Kurtuluşun Sırrı
Dünya hayatı Müslüman için ekin ve hasat yeridir. Hayırlı hasatlar ve imtihanı kazanmak için neler yapmalıyız? Ayette müjdelenen felaha ermenin, kurtuluşun sırrı...
Cenâb-ı Hak buyuruyor:
“…Her bir nefis ve onu düzenleyene, ona hem fücûru (Allah’tan uzaklaştıran kötülükleri), gem de takvâyı (Allâh’a yakınlaşma yolunu/vuslatı) ilham edene yemin olsun ki, iç âlemini temizleyen, onu arındıran felâha ermiştir. Onu temizlemeyen, günahlarla örten ise felâkete uğramıştır.” (Şems, 7-10)
Rasûlullah (sav) buyurdular:
“Allâh’ım! Nefsime takvâsını ver ve onu tezkiye et! Sen onu en iyi tezkiye edensin. Sen onun velîsi vee Mevlâ’sısın.” (Müslim, Zikir, 73)
Cenâb-ı Hak, mühim bir hâdiseye dikkatlerimizi çekmek için Kur’ân-ı Azîmüşşân’ın bazı âyetlerinde biz kullarına yemin üslûbuyla hitap eder. Yarattığı hârika bir varlığın, ya da bir mevzuun üzerine dikkati yoğunlaştırır. Bazı sûrelerde bu yeminlerin sayısı mevzuun ehemmiyetine göre artar.
7 Yemin Başlanan Sure
Meselâ; Cenâb-ı Hak, Şems Sûresi’ne tam yedi yemin ile başlamıştır. Hilkat hârikaları; güneş, ay, gündüz-gece, semâ, arz ve nefis üzerine tam yedi ilâhî kasemden sonra Cenâb-ı Hak bize, iç âlemimizdeki mücadele ve kavgayı bildirmiş ve kurtuluşun yegâne yolunu göstermiştir:
“…Her bir nefis ve onu düzenleyene, ona hem fücûru (Allah’tan uzaklaştıran kötülükleri), gem de takvâyı (Allâh’a yakınlaşma yolunu/vuslatı) ilham edene yemin olsun ki, iç âlemini temizleyen, onu arındıran felâha ermiştir. Onu temizlemeyen, günahlarla örten ise felâkete uğramıştır.” (Şems, 7-10)
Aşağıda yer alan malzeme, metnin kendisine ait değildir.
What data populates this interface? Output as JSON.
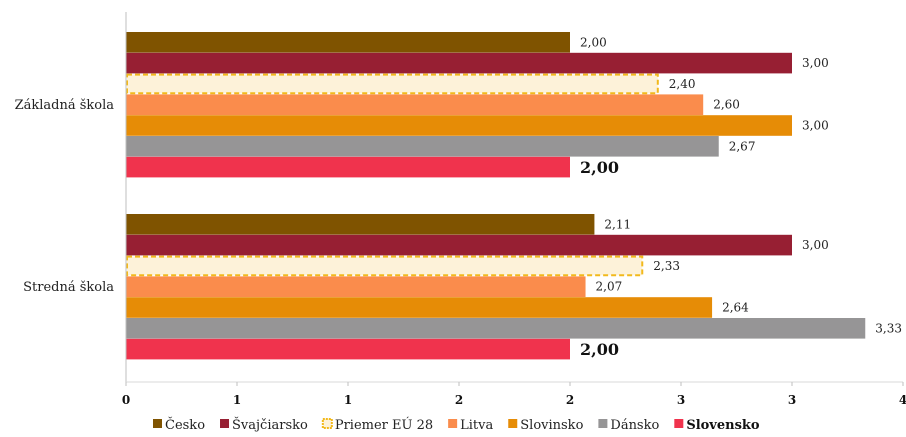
{
  "chart_data": {
    "type": "bar",
    "orientation": "horizontal",
    "categories": [
      "Základná škola",
      "Stredná škola"
    ],
    "series": [
      {
        "name": "Česko",
        "values": [
          2.0,
          2.11
        ],
        "labels": [
          "2,00",
          "2,11"
        ],
        "color": "#7f5300"
      },
      {
        "name": "Švajčiarsko",
        "values": [
          3.0,
          3.0
        ],
        "labels": [
          "3,00",
          "3,00"
        ],
        "color": "#971f33"
      },
      {
        "name": "Priemer EÚ 28",
        "values": [
          2.4,
          2.33
        ],
        "labels": [
          "2,40",
          "2,33"
        ],
        "color": "#fdf2d9",
        "stroke": "#f2b91c"
      },
      {
        "name": "Litva",
        "values": [
          2.6,
          2.07
        ],
        "labels": [
          "2,60",
          "2,07"
        ],
        "color": "#fa8c4c"
      },
      {
        "name": "Slovinsko",
        "values": [
          3.0,
          2.64
        ],
        "labels": [
          "3,00",
          "2,64"
        ],
        "color": "#e68c06"
      },
      {
        "name": "Dánsko",
        "values": [
          2.67,
          3.33
        ],
        "labels": [
          "2,67",
          "3,33"
        ],
        "color": "#969596"
      },
      {
        "name": "Slovensko",
        "values": [
          2.0,
          2.0
        ],
        "labels": [
          "2,00",
          "2,00"
        ],
        "color": "#f0334d"
      }
    ],
    "xlim": [
      0,
      3.5
    ],
    "x_ticks": [
      0,
      0.5,
      1,
      1.5,
      2,
      2.5,
      3,
      3.5
    ],
    "x_tick_labels": [
      "0",
      "1",
      "1",
      "2",
      "2",
      "3",
      "3",
      "4"
    ],
    "grid": false,
    "legend_position": "bottom",
    "title": "",
    "xlabel": "",
    "ylabel": ""
  }
}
Âyet-i kerîmelerde buyurulduğu gibi insanoğlunun nefsinde, bir tarafta nefsânî arzular ve fücur, bir tarafta ise takvâ vardır. Bir tarafta çamura saplanmak isteyen nefs, bir tarafta göklere kanat açmak isteyen ruh vardır.
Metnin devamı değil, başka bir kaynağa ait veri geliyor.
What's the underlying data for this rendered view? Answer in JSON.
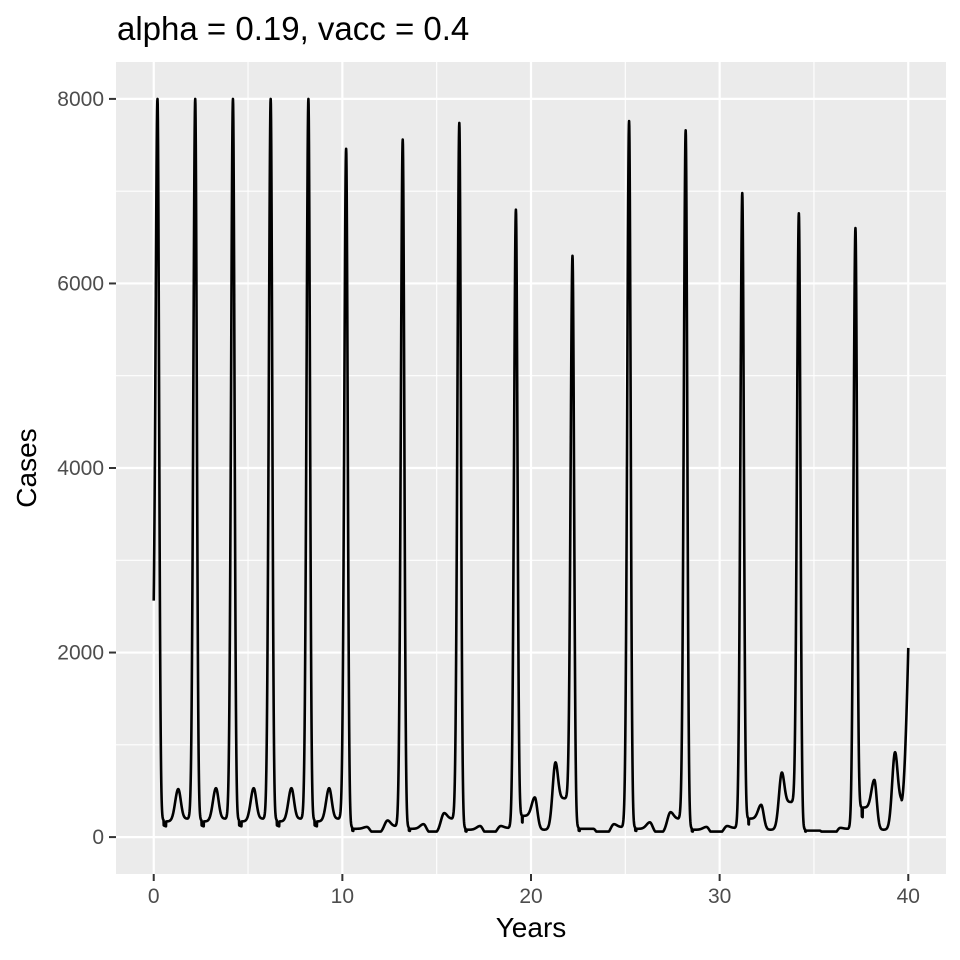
{
  "chart_data": {
    "type": "line",
    "title": "alpha = 0.19, vacc = 0.4",
    "xlabel": "Years",
    "ylabel": "Cases",
    "xlim": [
      -2,
      42
    ],
    "ylim": [
      -400,
      8400
    ],
    "x_ticks": [
      0,
      10,
      20,
      30,
      40
    ],
    "x_tick_labels": [
      "0",
      "10",
      "20",
      "30",
      "40"
    ],
    "y_ticks": [
      0,
      2000,
      4000,
      6000,
      8000
    ],
    "y_tick_labels": [
      "0",
      "2000",
      "4000",
      "6000",
      "8000"
    ],
    "grid": true,
    "legend": "none",
    "colors": {
      "panel": "#ebebeb",
      "grid": "#ffffff",
      "line": "#000000",
      "tick_text": "#4d4d4d",
      "tick_mark": "#333333"
    },
    "series": [
      {
        "start": [
          0.0,
          1750
        ],
        "end": [
          40.0,
          2050
        ],
        "baseline": 60,
        "peaks": [
          {
            "x": 0.2,
            "y": 8000,
            "w": 0.11,
            "left_base": 1750,
            "right_base": 180
          },
          {
            "x": 1.3,
            "y": 520,
            "w": 0.18,
            "left_base": 170,
            "right_base": 200
          },
          {
            "x": 2.2,
            "y": 8000,
            "w": 0.11,
            "left_base": 200,
            "right_base": 180
          },
          {
            "x": 3.3,
            "y": 530,
            "w": 0.18,
            "left_base": 170,
            "right_base": 200
          },
          {
            "x": 4.2,
            "y": 8000,
            "w": 0.11,
            "left_base": 200,
            "right_base": 180
          },
          {
            "x": 5.3,
            "y": 530,
            "w": 0.18,
            "left_base": 170,
            "right_base": 200
          },
          {
            "x": 6.2,
            "y": 8000,
            "w": 0.11,
            "left_base": 200,
            "right_base": 180
          },
          {
            "x": 7.3,
            "y": 530,
            "w": 0.18,
            "left_base": 170,
            "right_base": 200
          },
          {
            "x": 8.2,
            "y": 8000,
            "w": 0.11,
            "left_base": 200,
            "right_base": 180
          },
          {
            "x": 9.3,
            "y": 530,
            "w": 0.18,
            "left_base": 170,
            "right_base": 200
          },
          {
            "x": 10.2,
            "y": 7460,
            "w": 0.11,
            "left_base": 200,
            "right_base": 100
          },
          {
            "x": 11.3,
            "y": 110,
            "w": 0.2,
            "left_base": 90,
            "right_base": 40
          },
          {
            "x": 12.4,
            "y": 180,
            "w": 0.2,
            "left_base": 40,
            "right_base": 120
          },
          {
            "x": 13.2,
            "y": 7560,
            "w": 0.11,
            "left_base": 120,
            "right_base": 100
          },
          {
            "x": 14.3,
            "y": 140,
            "w": 0.2,
            "left_base": 90,
            "right_base": 40
          },
          {
            "x": 15.4,
            "y": 260,
            "w": 0.2,
            "left_base": 40,
            "right_base": 200
          },
          {
            "x": 16.2,
            "y": 7740,
            "w": 0.11,
            "left_base": 200,
            "right_base": 90
          },
          {
            "x": 17.3,
            "y": 120,
            "w": 0.2,
            "left_base": 80,
            "right_base": 30
          },
          {
            "x": 18.4,
            "y": 120,
            "w": 0.2,
            "left_base": 30,
            "right_base": 100
          },
          {
            "x": 19.2,
            "y": 6800,
            "w": 0.11,
            "left_base": 100,
            "right_base": 230
          },
          {
            "x": 20.2,
            "y": 430,
            "w": 0.18,
            "left_base": 230,
            "right_base": 80
          },
          {
            "x": 21.3,
            "y": 810,
            "w": 0.17,
            "left_base": 80,
            "right_base": 420
          },
          {
            "x": 22.2,
            "y": 6300,
            "w": 0.11,
            "left_base": 420,
            "right_base": 100
          },
          {
            "x": 23.3,
            "y": 90,
            "w": 0.2,
            "left_base": 90,
            "right_base": 20
          },
          {
            "x": 24.4,
            "y": 140,
            "w": 0.2,
            "left_base": 20,
            "right_base": 110
          },
          {
            "x": 25.2,
            "y": 7760,
            "w": 0.11,
            "left_base": 110,
            "right_base": 100
          },
          {
            "x": 26.3,
            "y": 160,
            "w": 0.2,
            "left_base": 90,
            "right_base": 40
          },
          {
            "x": 27.4,
            "y": 270,
            "w": 0.2,
            "left_base": 40,
            "right_base": 200
          },
          {
            "x": 28.2,
            "y": 7660,
            "w": 0.11,
            "left_base": 200,
            "right_base": 90
          },
          {
            "x": 29.3,
            "y": 110,
            "w": 0.2,
            "left_base": 80,
            "right_base": 30
          },
          {
            "x": 30.4,
            "y": 120,
            "w": 0.2,
            "left_base": 30,
            "right_base": 100
          },
          {
            "x": 31.2,
            "y": 6980,
            "w": 0.11,
            "left_base": 100,
            "right_base": 200
          },
          {
            "x": 32.2,
            "y": 350,
            "w": 0.18,
            "left_base": 200,
            "right_base": 80
          },
          {
            "x": 33.3,
            "y": 700,
            "w": 0.17,
            "left_base": 80,
            "right_base": 380
          },
          {
            "x": 34.2,
            "y": 6760,
            "w": 0.11,
            "left_base": 380,
            "right_base": 80
          },
          {
            "x": 35.3,
            "y": 70,
            "w": 0.2,
            "left_base": 70,
            "right_base": 10
          },
          {
            "x": 36.4,
            "y": 100,
            "w": 0.2,
            "left_base": 10,
            "right_base": 90
          },
          {
            "x": 37.2,
            "y": 6600,
            "w": 0.11,
            "left_base": 90,
            "right_base": 320
          },
          {
            "x": 38.2,
            "y": 620,
            "w": 0.17,
            "left_base": 320,
            "right_base": 80
          },
          {
            "x": 39.3,
            "y": 920,
            "w": 0.17,
            "left_base": 80,
            "right_base": 400
          }
        ]
      }
    ]
  }
}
Bu hususa temas eden Mevlânâ Hazretleri de buyurur ki:
“Ey Hak yolcusu! Gerçeği öğrenmek istiyorsan; Musa da, Firavun da ölmediler; bugün senin içinde yaşıyorlar, senin varlığına gizlenmişler, senin gönlünde savaşlarına devam ediyorlar! Bu sebeple birbirine düşman bu iki kişiyi kendinde araman gerekir!”
İşte insanoğlunun içinde duran bu düşmandan korunmasının yolu olan takvâ, hayatın her merhalesinde, ömrün her ânında elzemdir.
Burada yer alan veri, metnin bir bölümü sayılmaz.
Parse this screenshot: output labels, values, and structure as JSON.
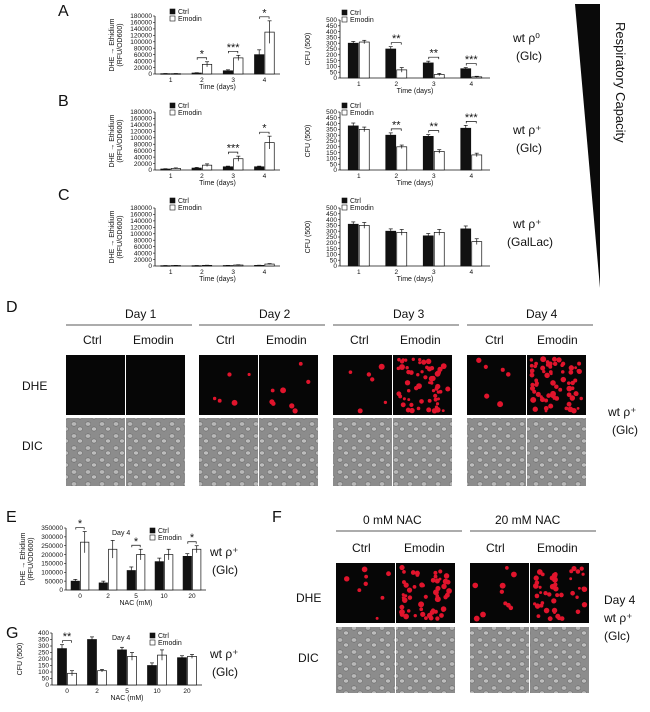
{
  "figure": {
    "panel_letters": {
      "A": "A",
      "B": "B",
      "C": "C",
      "D": "D",
      "E": "E",
      "F": "F",
      "G": "G"
    },
    "respiratory_label": "Respiratory Capacity",
    "legend": {
      "ctrl": "Ctrl",
      "emodin": "Emodin"
    },
    "colors": {
      "ctrl": "#111111",
      "emodin": "#ffffff",
      "dhe_spot": "#e0142c"
    },
    "conditions": {
      "A": {
        "line1": "wt ρ⁰",
        "line2": "(Glc)"
      },
      "B": {
        "line1": "wt ρ⁺",
        "line2": "(Glc)"
      },
      "C": {
        "line1": "wt ρ⁺",
        "line2": "(GalLac)"
      },
      "D": {
        "line1": "wt ρ⁺",
        "line2": "(Glc)"
      },
      "E": {
        "line1": "wt ρ⁺",
        "line2": "(Glc)"
      },
      "F": {
        "line1": "Day 4",
        "line2": "wt ρ⁺",
        "line3": "(Glc)"
      },
      "G": {
        "line1": "wt ρ⁺",
        "line2": "(Glc)"
      }
    },
    "panel_D": {
      "days": [
        "Day 1",
        "Day 2",
        "Day 3",
        "Day 4"
      ],
      "columns": [
        "Ctrl",
        "Emodin"
      ],
      "rows": [
        "DHE",
        "DIC"
      ]
    },
    "panel_F": {
      "groups": [
        "0 mM NAC",
        "20 mM NAC"
      ],
      "columns": [
        "Ctrl",
        "Emodin"
      ],
      "rows": [
        "DHE",
        "DIC"
      ]
    }
  },
  "chart_data": [
    {
      "id": "A-left",
      "type": "bar",
      "title": "",
      "xlabel": "Time (days)",
      "ylabel_line1": "DHE → Ethidium",
      "ylabel_line2": "(RFU/OD600)",
      "categories": [
        "1",
        "2",
        "3",
        "4"
      ],
      "ylim": [
        0,
        180000
      ],
      "yticks": [
        "0",
        "20000",
        "40000",
        "60000",
        "80000",
        "100000",
        "120000",
        "140000",
        "160000",
        "180000"
      ],
      "series": [
        {
          "name": "Ctrl",
          "values": [
            1000,
            3000,
            10000,
            60000
          ],
          "errors": [
            500,
            1000,
            3000,
            15000
          ]
        },
        {
          "name": "Emodin",
          "values": [
            1000,
            30000,
            50000,
            130000
          ],
          "errors": [
            500,
            8000,
            8000,
            35000
          ]
        }
      ],
      "significance": [
        "",
        "*",
        "***",
        "*"
      ]
    },
    {
      "id": "A-right",
      "type": "bar",
      "title": "",
      "xlabel": "Time (days)",
      "ylabel": "CFU (500)",
      "categories": [
        "1",
        "2",
        "3",
        "4"
      ],
      "ylim": [
        0,
        500
      ],
      "yticks": [
        "0",
        "50",
        "100",
        "150",
        "200",
        "250",
        "300",
        "350",
        "400",
        "450",
        "500"
      ],
      "series": [
        {
          "name": "Ctrl",
          "values": [
            300,
            250,
            130,
            80
          ],
          "errors": [
            15,
            20,
            15,
            10
          ]
        },
        {
          "name": "Emodin",
          "values": [
            310,
            70,
            30,
            10
          ],
          "errors": [
            15,
            20,
            10,
            5
          ]
        }
      ],
      "significance": [
        "",
        "**",
        "**",
        "***"
      ]
    },
    {
      "id": "B-left",
      "type": "bar",
      "title": "",
      "xlabel": "Time (days)",
      "ylabel_line1": "DHE → Ethidium",
      "ylabel_line2": "(RFU/OD600)",
      "categories": [
        "1",
        "2",
        "3",
        "4"
      ],
      "ylim": [
        0,
        180000
      ],
      "yticks": [
        "0",
        "20000",
        "40000",
        "60000",
        "80000",
        "100000",
        "120000",
        "140000",
        "160000",
        "180000"
      ],
      "series": [
        {
          "name": "Ctrl",
          "values": [
            3000,
            6000,
            10000,
            10000
          ],
          "errors": [
            1000,
            2000,
            2000,
            2000
          ]
        },
        {
          "name": "Emodin",
          "values": [
            5000,
            15000,
            35000,
            85000
          ],
          "errors": [
            1500,
            4000,
            8000,
            20000
          ]
        }
      ],
      "significance": [
        "",
        "",
        "***",
        "*"
      ]
    },
    {
      "id": "B-right",
      "type": "bar",
      "title": "",
      "xlabel": "Time (days)",
      "ylabel": "CFU (500)",
      "categories": [
        "1",
        "2",
        "3",
        "4"
      ],
      "ylim": [
        0,
        500
      ],
      "yticks": [
        "0",
        "50",
        "100",
        "150",
        "200",
        "250",
        "300",
        "350",
        "400",
        "450",
        "500"
      ],
      "series": [
        {
          "name": "Ctrl",
          "values": [
            380,
            300,
            290,
            360
          ],
          "errors": [
            25,
            20,
            15,
            25
          ]
        },
        {
          "name": "Emodin",
          "values": [
            350,
            200,
            160,
            130
          ],
          "errors": [
            20,
            15,
            15,
            15
          ]
        }
      ],
      "significance": [
        "",
        "**",
        "**",
        "***"
      ]
    },
    {
      "id": "C-left",
      "type": "bar",
      "title": "",
      "xlabel": "Time (days)",
      "ylabel_line1": "DHE → Ethidium",
      "ylabel_line2": "(RFU/OD600)",
      "categories": [
        "1",
        "2",
        "3",
        "4"
      ],
      "ylim": [
        0,
        180000
      ],
      "yticks": [
        "0",
        "20000",
        "40000",
        "60000",
        "80000",
        "100000",
        "120000",
        "140000",
        "160000",
        "180000"
      ],
      "series": [
        {
          "name": "Ctrl",
          "values": [
            1000,
            1000,
            1500,
            2000
          ],
          "errors": [
            500,
            500,
            500,
            500
          ]
        },
        {
          "name": "Emodin",
          "values": [
            1500,
            2000,
            3000,
            6000
          ],
          "errors": [
            500,
            500,
            800,
            1500
          ]
        }
      ],
      "significance": [
        "",
        "",
        "",
        ""
      ]
    },
    {
      "id": "C-right",
      "type": "bar",
      "title": "",
      "xlabel": "Time (days)",
      "ylabel": "CFU (500)",
      "categories": [
        "1",
        "2",
        "3",
        "4"
      ],
      "ylim": [
        0,
        500
      ],
      "yticks": [
        "0",
        "50",
        "100",
        "150",
        "200",
        "250",
        "300",
        "350",
        "400",
        "450",
        "500"
      ],
      "series": [
        {
          "name": "Ctrl",
          "values": [
            360,
            300,
            260,
            320
          ],
          "errors": [
            20,
            20,
            20,
            25
          ]
        },
        {
          "name": "Emodin",
          "values": [
            350,
            290,
            290,
            210
          ],
          "errors": [
            25,
            25,
            25,
            25
          ]
        }
      ],
      "significance": [
        "",
        "",
        "",
        ""
      ]
    },
    {
      "id": "E",
      "type": "bar",
      "title": "Day 4",
      "xlabel": "NAC (mM)",
      "ylabel_line1": "DHE → Ethidium",
      "ylabel_line2": "(RFU/OD600)",
      "categories": [
        "0",
        "2",
        "5",
        "10",
        "20"
      ],
      "ylim": [
        0,
        350000
      ],
      "yticks": [
        "0",
        "50000",
        "100000",
        "150000",
        "200000",
        "250000",
        "300000",
        "350000"
      ],
      "series": [
        {
          "name": "Ctrl",
          "values": [
            50000,
            40000,
            110000,
            160000,
            190000
          ],
          "errors": [
            10000,
            10000,
            20000,
            20000,
            15000
          ]
        },
        {
          "name": "Emodin",
          "values": [
            270000,
            230000,
            200000,
            200000,
            230000
          ],
          "errors": [
            60000,
            50000,
            30000,
            30000,
            20000
          ]
        }
      ],
      "significance": [
        "*",
        "",
        "*",
        "",
        "*"
      ]
    },
    {
      "id": "G",
      "type": "bar",
      "title": "Day 4",
      "xlabel": "NAC (mM)",
      "ylabel": "CFU (500)",
      "categories": [
        "0",
        "2",
        "5",
        "10",
        "20"
      ],
      "ylim": [
        0,
        400
      ],
      "yticks": [
        "0",
        "50",
        "100",
        "150",
        "200",
        "250",
        "300",
        "350",
        "400"
      ],
      "series": [
        {
          "name": "Ctrl",
          "values": [
            280,
            350,
            270,
            150,
            210
          ],
          "errors": [
            30,
            20,
            20,
            20,
            15
          ]
        },
        {
          "name": "Emodin",
          "values": [
            90,
            110,
            220,
            230,
            220
          ],
          "errors": [
            20,
            10,
            30,
            40,
            15
          ]
        }
      ],
      "significance": [
        "**",
        "",
        "",
        "",
        ""
      ]
    }
  ]
}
Mü’min, nefsiyle olan mücadelesini sadece belli cephelerde değil ancak bütün cephelerde sürdürürse felâha kavuşabilir. Yani îmandan ibâdetlere kadar, hayatımızın temelini oluşturan her meselede takvâ ölçüleri içinde yaşamak zarûrîdir.